Support Margate Theatre’s campaign by making a donation at: https://www.crowdfunder.co.uk/saveamargatetheatres

12 Comments

  1. All so very sad as they have Talent shows every year for the young and that means the future Talent will not be able to get onto live Stage. How sad the times we head into with lack of finance for Theatres and Live Drama and dance shows especially for the young and very young. Performance and entertainment is the heart of any Community and Town accross the Country. Perhaps some open air live performance can take place in Spring and Summer next year and people donate at those times. The Minack Theatre in Cornwall is open air and its a wonderful thing. I really don’t know otherwise what will happen.How very sad this all is.

  2. How about doing some regular weekly Street Acting and Dancing on week ends and get Donations for the Theatres, especially this Christmas.

  3. The former M&S building is getting funding of £750,000 (for what exactly?), there are proposals to fund KCC cllrs that get voted out(!), expensive traffic-altering schemes are put in place in Westgate and Broadstairs (and then quickly scrapped)… yet our much cherished theatres are in imminent danger of permanent closure! Absolutely bonkers.

    • Peter – could not agree more with you. KCC local councillors cost in excess of £2,000,000, according to KCC web site. Value?? All these traffic schemes now being reversed and yet another substantial chunk of money wasted. As you say bonkers when our theatres are in peril.

  4. By their own admission “being almost cost neutral” last year, they lise money even in the good times.

    Good luck to them if they can raise money through private donations. The Margate Town Fund is public money however. I see no justification in using it to pay staff salaries when there’s no work for them.

    These theatres have had their day. Before TV they might have been viable. In the Netflix era they cannot make it work. Stop flogging a dead horse.

    The Winter Gardens is on valuable land. It should be developed to create something that makes financial sense – housing especially. The everlasting pot of other people’s money is no more.

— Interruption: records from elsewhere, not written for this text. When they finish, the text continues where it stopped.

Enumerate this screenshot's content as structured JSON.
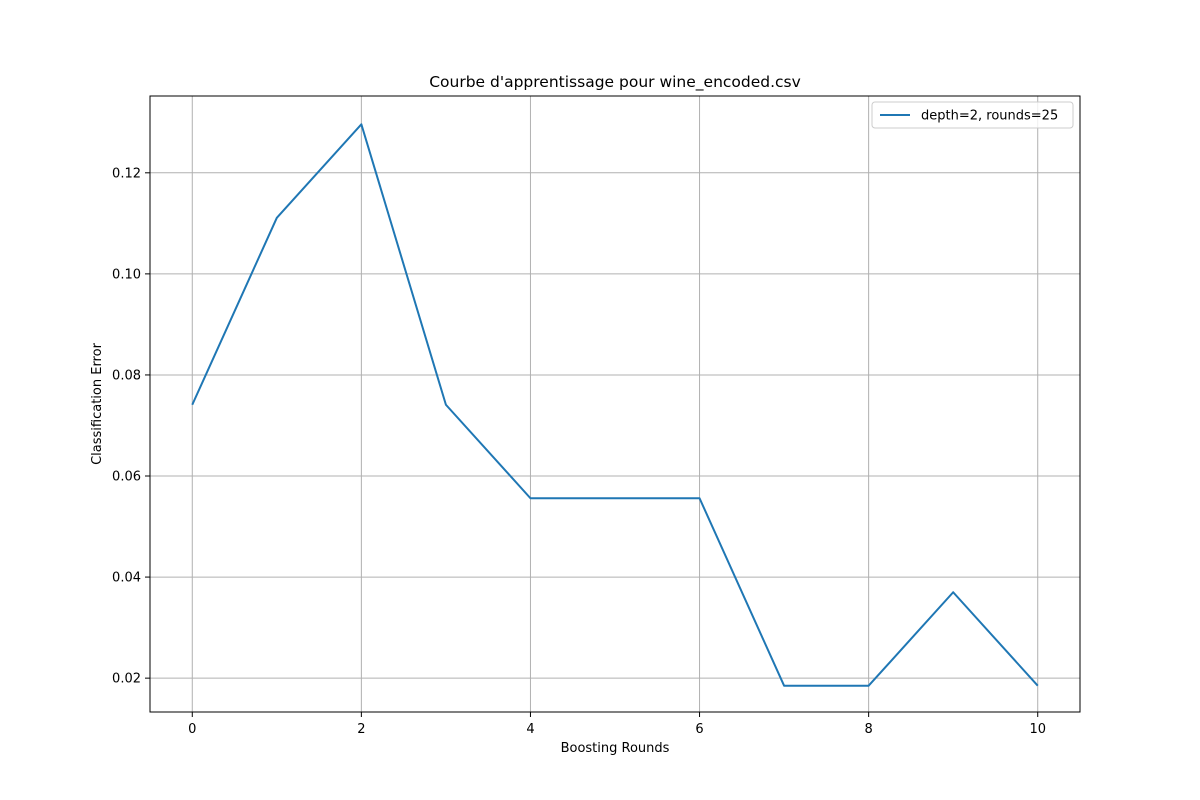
{
  "chart_data": {
    "type": "line",
    "title": "Courbe d'apprentissage pour wine_encoded.csv",
    "xlabel": "Boosting Rounds",
    "ylabel": "Classification Error",
    "xlim": [
      -0.5,
      10.5
    ],
    "ylim": [
      0.0133,
      0.1352
    ],
    "xticks": [
      0,
      2,
      4,
      6,
      8,
      10
    ],
    "xtick_labels": [
      "0",
      "2",
      "4",
      "6",
      "8",
      "10"
    ],
    "yticks": [
      0.02,
      0.04,
      0.06,
      0.08,
      0.1,
      0.12
    ],
    "ytick_labels": [
      "0.02",
      "0.04",
      "0.06",
      "0.08",
      "0.10",
      "0.12"
    ],
    "grid": true,
    "legend_position": "top-right",
    "series": [
      {
        "name": "depth=2, rounds=25",
        "color": "#1f77b4",
        "x": [
          0,
          1,
          2,
          3,
          4,
          5,
          6,
          7,
          8,
          9,
          10
        ],
        "y": [
          0.0741,
          0.1111,
          0.1296,
          0.0741,
          0.0556,
          0.0556,
          0.0556,
          0.0185,
          0.0185,
          0.037,
          0.0185
        ]
      }
    ]
  }
}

    • I suppose you’d want to close down the libraries and sell off that “valuable land”, too? Before COVID struck, both venues were providing top-class entertainment for the people of Thanet. Your argument is exactly the same as the one the uncultured used when radio started and again when TV became popular. It’s not an either/or situation, theatres can flourish in the age of Netflix. We need our Margate theatres as much as we need roads, pavements, and street-lighting.

      • Libraries? Yes. Certainly use the asset more usefully! Even street beggars have smart phones to access content.

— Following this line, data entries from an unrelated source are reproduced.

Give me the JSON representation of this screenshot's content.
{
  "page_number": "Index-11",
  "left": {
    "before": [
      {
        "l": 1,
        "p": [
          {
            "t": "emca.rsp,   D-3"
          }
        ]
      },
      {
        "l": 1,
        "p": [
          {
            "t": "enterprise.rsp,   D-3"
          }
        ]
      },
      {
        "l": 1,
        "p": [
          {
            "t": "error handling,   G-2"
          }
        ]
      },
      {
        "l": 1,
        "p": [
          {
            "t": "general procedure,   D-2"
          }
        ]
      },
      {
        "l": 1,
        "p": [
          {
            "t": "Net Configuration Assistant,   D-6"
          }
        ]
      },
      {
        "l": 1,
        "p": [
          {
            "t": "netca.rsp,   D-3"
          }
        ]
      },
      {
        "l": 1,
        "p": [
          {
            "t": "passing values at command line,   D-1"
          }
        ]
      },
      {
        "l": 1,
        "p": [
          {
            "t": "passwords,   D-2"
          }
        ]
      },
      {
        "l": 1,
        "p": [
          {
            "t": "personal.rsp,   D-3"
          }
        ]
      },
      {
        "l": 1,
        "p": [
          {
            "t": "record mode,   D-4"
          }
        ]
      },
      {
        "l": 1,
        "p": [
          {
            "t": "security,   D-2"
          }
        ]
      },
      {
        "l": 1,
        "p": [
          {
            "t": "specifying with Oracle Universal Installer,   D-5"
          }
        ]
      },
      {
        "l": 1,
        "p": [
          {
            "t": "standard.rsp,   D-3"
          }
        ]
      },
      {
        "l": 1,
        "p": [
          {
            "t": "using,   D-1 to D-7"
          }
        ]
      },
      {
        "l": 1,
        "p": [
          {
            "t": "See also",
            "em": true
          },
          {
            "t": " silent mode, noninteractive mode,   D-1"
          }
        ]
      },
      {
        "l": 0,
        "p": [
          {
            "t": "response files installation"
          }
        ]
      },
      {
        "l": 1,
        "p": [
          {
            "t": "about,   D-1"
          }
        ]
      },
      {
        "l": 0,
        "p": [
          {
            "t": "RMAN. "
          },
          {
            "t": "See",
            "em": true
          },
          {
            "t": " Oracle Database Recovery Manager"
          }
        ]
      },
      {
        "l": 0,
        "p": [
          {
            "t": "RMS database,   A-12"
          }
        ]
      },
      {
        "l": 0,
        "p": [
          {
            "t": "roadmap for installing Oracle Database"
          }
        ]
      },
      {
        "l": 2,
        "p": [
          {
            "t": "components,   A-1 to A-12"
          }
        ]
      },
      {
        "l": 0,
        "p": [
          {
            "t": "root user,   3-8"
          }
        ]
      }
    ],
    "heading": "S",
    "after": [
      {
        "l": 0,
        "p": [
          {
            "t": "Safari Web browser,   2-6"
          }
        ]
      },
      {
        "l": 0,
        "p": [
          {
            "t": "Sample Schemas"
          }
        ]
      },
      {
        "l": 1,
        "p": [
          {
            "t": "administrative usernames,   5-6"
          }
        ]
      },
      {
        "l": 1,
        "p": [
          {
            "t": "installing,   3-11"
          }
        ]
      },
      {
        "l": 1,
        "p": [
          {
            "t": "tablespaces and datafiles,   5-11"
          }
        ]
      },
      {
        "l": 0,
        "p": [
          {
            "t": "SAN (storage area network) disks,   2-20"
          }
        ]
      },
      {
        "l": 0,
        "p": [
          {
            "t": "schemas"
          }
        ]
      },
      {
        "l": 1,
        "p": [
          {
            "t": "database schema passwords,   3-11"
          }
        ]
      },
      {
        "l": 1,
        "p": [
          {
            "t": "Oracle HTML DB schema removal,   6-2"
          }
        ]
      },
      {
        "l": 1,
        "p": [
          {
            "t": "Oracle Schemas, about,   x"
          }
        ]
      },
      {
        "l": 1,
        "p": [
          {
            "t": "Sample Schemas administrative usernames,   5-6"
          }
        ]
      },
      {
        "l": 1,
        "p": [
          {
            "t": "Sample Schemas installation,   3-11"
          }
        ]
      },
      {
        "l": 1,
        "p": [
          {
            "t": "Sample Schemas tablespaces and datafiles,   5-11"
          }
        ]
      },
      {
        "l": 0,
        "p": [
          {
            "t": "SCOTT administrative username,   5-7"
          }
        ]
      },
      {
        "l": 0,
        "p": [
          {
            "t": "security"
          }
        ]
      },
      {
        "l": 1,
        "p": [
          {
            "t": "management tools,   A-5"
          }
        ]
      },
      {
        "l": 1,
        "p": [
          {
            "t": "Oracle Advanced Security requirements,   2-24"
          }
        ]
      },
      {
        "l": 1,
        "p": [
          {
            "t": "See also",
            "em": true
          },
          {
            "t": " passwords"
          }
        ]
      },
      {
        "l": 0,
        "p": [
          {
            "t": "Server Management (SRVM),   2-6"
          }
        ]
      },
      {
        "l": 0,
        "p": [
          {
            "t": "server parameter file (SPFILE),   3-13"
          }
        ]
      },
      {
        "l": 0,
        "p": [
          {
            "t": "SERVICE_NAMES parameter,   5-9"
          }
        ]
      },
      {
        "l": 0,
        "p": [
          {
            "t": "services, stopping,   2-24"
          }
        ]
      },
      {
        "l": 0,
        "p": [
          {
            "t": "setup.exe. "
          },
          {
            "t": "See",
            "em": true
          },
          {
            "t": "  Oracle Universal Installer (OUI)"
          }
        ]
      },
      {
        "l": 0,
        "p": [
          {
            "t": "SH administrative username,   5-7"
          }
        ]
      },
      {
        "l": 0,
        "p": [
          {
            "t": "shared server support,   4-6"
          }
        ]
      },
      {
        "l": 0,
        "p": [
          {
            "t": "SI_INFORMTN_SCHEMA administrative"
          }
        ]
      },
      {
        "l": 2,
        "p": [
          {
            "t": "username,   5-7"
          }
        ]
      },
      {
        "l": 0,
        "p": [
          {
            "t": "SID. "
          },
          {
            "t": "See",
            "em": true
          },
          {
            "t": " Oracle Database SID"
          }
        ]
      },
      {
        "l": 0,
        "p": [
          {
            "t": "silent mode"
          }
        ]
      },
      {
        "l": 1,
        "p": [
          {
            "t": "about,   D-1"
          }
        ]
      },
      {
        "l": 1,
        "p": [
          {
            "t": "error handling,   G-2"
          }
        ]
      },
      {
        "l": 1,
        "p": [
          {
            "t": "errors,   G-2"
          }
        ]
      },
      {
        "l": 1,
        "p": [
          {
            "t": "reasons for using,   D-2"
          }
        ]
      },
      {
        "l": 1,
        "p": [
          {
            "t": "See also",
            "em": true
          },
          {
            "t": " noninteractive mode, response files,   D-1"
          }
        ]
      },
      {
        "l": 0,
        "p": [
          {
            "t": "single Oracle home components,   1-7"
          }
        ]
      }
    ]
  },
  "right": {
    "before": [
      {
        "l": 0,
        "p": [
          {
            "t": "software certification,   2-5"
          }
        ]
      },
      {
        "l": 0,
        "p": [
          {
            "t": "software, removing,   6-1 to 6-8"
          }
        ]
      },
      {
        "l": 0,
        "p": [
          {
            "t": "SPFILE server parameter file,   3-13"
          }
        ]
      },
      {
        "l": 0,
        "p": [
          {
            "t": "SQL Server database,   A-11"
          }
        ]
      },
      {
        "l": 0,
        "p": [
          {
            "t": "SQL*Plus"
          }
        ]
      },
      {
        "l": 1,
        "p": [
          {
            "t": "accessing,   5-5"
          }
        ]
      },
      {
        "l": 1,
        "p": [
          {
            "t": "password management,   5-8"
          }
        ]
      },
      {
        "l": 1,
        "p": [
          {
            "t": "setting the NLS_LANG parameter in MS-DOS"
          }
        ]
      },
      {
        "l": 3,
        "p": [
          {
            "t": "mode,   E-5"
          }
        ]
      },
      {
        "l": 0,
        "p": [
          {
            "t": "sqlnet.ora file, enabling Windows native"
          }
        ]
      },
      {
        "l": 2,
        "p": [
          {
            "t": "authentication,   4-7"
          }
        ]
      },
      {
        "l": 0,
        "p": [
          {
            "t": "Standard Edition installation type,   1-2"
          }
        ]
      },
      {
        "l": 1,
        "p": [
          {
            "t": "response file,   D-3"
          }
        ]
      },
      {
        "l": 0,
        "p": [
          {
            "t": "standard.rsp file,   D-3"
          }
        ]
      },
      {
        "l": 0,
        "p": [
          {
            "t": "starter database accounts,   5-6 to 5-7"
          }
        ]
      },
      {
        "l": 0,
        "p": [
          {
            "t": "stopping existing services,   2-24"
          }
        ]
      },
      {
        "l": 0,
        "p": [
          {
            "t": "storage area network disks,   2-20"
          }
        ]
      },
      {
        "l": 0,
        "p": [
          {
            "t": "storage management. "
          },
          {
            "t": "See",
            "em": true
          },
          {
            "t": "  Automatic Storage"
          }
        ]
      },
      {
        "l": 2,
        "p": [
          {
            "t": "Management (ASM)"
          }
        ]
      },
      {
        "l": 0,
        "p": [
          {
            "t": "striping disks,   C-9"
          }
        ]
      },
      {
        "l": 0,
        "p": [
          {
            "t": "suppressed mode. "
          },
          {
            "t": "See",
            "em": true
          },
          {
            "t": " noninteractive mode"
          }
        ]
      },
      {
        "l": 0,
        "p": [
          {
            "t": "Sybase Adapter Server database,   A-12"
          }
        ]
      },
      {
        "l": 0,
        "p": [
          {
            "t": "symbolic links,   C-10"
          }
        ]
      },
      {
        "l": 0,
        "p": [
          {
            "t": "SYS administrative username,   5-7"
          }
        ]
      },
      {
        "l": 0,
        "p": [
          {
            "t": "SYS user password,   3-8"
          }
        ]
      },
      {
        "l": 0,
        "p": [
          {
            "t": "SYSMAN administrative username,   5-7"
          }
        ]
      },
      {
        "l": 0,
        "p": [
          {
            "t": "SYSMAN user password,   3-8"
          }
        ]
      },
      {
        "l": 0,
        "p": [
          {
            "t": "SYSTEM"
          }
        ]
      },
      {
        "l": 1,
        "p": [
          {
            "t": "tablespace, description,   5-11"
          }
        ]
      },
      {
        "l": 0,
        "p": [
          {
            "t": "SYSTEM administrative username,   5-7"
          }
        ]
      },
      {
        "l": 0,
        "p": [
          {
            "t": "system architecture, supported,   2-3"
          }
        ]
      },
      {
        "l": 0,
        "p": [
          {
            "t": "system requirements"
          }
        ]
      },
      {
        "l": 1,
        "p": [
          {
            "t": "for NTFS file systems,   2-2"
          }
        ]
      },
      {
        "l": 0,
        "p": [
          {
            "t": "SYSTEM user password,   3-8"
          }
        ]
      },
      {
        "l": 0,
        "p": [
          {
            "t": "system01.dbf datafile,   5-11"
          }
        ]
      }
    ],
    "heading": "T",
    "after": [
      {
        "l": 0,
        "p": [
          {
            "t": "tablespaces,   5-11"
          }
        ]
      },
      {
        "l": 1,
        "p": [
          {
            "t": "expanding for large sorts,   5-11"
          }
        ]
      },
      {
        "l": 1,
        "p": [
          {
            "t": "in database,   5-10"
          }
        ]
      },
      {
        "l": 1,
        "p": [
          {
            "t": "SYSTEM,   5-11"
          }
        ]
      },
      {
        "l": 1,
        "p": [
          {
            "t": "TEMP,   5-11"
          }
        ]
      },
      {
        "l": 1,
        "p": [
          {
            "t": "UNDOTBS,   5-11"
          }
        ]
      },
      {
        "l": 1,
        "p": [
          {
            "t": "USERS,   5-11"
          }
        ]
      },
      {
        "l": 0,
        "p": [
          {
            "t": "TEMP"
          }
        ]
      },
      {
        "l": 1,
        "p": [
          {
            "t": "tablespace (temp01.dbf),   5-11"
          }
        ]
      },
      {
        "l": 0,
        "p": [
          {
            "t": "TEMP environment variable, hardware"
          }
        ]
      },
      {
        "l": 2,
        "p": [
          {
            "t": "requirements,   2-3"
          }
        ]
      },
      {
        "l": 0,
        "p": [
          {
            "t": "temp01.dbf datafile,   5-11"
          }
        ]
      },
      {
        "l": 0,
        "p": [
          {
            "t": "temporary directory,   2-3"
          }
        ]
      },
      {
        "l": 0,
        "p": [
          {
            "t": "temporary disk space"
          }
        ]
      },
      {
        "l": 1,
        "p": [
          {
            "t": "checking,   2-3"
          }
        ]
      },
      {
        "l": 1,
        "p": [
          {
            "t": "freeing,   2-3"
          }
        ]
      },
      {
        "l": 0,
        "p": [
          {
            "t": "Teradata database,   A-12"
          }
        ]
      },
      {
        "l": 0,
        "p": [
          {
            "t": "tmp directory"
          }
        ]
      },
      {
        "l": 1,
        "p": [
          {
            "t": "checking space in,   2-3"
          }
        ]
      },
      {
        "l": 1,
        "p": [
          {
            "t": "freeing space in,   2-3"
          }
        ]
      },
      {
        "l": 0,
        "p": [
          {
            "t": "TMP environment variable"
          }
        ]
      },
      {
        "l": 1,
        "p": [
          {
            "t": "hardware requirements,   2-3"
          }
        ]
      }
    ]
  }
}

        A better analogy is horse and carts after the invention of mass produced cars. A nice novelty, but little more.

        • John F, you’re talking complete rubbish. Live concerts/theatre/comedy are very much a thing of the present, and a great many of those at the Margate theatres are complete sell outs, just like they were 20, 50 or 100 years ago. I for one can’t wait to experience the thrill of a live concert again (I’ve still tickets for 3 of them which have been postponed until next year).

          As for books, as a writer I can tell you that sales have pretty much doubled during lockdown, proof that people still buy – or hire – real paperback books.

        • Close libraries?! What kind of philistine are you? Choosing a book online is nothing like picking one up and looking through it.

  5. Hopefully people will want more holidays at home because of Covid and we need to keep all our assets no theaters and entertainment centres would be a disaster.

  6. John F valuable land such as The Lido. Give me a break. It would be tragic for Margate to lose these venues 😢

  7. I look forward to going again once this pandemic is over not only does it need money now but in my opinion it needed money before the pandemic. The winter gardens looks very run down and grumpy needs a good repaint, floor covering etc, and I was surprised it could attract any acts to perform there.